What are the recommendations to get started? 

  • Go through the questions in the previous paragraph. The more yes answers you had, the more important it is to get started.
  • Assess your content landscape: how many places is sales content located? How many assets per location?
  • Define your content types for customer-facing (case studies, success stories, proposal template, contracts, etc.) and internal content (playbooks, objection handling, etc.)
  • Map all content assets to your content types.
  • Retire all content assets that are no longer relevant or up-to-date
  • Implement one enablement content platform and retire all other content locations.
  • Integrate the enablement content platform into your CRM so that your salespeople have a one stop shopping experience along the entire customer journey.
  • Implement a sales content management process, powered by the enablement platform.
  • If you started your enablement adventure in marketing, invite other relevant content creators (product, sales ops, legal, etc.)
  • Focus on change management to drive adoption, collaborate with your sales managers so that they can coach along those lines.

The critical dependency: the quality of content

Your sales content management approach can be the best in the world, but if your content is not designed to be valuable, relevant and differentiating at each stage of the buyer journey, you won’t achieve your goals.

Customer-facing content should be designed to speak to your ideal customers, not to everyone. And that means to address their challenges that you can help them solve. In other words, feature and function driven content is not what we mean here.

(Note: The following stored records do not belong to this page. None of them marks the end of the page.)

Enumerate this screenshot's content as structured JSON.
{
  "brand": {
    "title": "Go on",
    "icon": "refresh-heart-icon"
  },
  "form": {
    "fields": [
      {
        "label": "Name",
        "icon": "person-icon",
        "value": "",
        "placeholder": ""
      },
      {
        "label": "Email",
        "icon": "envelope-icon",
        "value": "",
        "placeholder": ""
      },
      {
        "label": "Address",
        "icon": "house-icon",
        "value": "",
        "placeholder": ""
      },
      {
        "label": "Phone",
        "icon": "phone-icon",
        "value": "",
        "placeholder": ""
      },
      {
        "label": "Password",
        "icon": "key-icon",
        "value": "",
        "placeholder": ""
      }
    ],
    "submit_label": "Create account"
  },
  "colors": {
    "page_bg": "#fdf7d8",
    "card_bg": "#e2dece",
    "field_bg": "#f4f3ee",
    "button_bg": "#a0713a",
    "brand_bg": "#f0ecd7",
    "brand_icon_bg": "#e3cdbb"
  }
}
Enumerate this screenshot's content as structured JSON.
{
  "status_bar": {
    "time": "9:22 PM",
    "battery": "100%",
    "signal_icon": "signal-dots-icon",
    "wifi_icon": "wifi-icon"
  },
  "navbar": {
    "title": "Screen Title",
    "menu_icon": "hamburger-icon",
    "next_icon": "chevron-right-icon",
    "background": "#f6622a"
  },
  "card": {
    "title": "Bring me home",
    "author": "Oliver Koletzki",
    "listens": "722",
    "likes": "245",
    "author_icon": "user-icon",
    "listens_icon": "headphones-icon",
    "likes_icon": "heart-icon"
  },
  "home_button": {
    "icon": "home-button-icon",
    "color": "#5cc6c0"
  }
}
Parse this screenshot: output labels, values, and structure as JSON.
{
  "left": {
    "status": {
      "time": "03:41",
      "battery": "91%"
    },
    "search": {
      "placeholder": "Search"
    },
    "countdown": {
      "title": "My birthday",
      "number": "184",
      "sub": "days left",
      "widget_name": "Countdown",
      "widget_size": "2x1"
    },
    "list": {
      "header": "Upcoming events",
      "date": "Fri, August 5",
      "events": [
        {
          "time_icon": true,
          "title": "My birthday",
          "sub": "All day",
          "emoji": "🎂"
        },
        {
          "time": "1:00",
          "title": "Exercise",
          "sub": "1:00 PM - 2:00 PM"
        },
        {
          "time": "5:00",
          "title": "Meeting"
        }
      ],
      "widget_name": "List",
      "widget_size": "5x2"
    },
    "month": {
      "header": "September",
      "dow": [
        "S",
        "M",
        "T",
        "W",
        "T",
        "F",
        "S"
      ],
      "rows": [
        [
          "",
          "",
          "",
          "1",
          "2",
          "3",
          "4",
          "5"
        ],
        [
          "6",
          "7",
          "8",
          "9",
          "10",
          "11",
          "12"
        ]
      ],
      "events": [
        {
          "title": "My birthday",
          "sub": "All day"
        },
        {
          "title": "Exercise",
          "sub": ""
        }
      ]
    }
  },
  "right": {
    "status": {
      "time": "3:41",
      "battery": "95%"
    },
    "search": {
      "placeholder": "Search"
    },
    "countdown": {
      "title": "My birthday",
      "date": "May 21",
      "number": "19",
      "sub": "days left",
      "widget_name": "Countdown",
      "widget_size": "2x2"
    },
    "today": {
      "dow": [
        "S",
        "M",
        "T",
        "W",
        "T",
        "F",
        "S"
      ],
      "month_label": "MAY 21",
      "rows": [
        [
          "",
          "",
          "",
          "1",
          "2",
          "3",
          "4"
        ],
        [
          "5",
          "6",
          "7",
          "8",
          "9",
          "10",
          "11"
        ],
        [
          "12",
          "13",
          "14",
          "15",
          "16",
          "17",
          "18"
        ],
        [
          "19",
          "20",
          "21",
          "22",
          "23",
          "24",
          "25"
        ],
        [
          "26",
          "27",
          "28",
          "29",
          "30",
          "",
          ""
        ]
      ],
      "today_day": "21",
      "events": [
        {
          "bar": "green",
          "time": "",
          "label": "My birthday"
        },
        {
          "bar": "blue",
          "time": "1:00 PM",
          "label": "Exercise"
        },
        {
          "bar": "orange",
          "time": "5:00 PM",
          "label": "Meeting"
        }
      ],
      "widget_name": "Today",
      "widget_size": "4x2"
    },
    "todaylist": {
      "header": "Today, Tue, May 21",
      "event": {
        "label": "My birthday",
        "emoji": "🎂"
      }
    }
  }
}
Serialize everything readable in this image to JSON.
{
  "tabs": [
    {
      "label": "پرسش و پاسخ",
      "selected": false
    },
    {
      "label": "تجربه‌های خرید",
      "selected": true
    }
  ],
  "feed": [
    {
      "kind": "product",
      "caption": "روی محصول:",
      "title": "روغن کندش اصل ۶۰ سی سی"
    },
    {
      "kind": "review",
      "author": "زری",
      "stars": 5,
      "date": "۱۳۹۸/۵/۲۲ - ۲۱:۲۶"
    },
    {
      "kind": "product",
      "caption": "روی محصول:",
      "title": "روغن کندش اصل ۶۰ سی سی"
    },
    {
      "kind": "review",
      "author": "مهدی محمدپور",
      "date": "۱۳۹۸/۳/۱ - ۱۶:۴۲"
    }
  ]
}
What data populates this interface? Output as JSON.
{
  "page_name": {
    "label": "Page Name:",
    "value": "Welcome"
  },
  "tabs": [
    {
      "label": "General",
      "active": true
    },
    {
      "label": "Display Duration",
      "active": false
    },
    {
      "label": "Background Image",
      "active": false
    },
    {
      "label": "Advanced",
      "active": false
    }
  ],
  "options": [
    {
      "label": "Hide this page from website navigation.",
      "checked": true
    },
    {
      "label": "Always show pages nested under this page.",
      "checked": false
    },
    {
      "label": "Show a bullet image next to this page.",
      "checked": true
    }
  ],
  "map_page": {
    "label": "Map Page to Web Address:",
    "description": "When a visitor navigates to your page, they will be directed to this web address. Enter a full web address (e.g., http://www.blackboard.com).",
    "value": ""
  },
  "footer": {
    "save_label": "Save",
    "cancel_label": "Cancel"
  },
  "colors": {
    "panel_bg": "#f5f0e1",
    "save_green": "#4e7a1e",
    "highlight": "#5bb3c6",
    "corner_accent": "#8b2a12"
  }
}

Customer-facing content should be tailored to the different phases of the customer journey. For the early phases it’s important to address their challenges and to create a shared vision of success. The business impact, the approach and the solution are important here, not the features and functions. In the actual buying phase, you need more detailed, product specific content for certain buyer roles. But not early on. This is where the biggest mistakes are still made. Then, the conversations are ineffective as the salesperson talks about a product to solve a problem the buyer is not even fully aware of.

*Survey demographics

Showpad conducted the 2021 Modern Selling Study, a global survey at the end of 2020. More than 400 organizations were involved in the survey that covered the US (56%), the UK (23%) and the DACH regions (21%). Organizations came from various industries such as technology, manufacturing and finance. We interviewed sales (45%), marketing (38%) and enablement roles (17%). And also at a hierarchical level, our study participants covered practitioners (20%), manager and director level roles (63%) and executives (18%).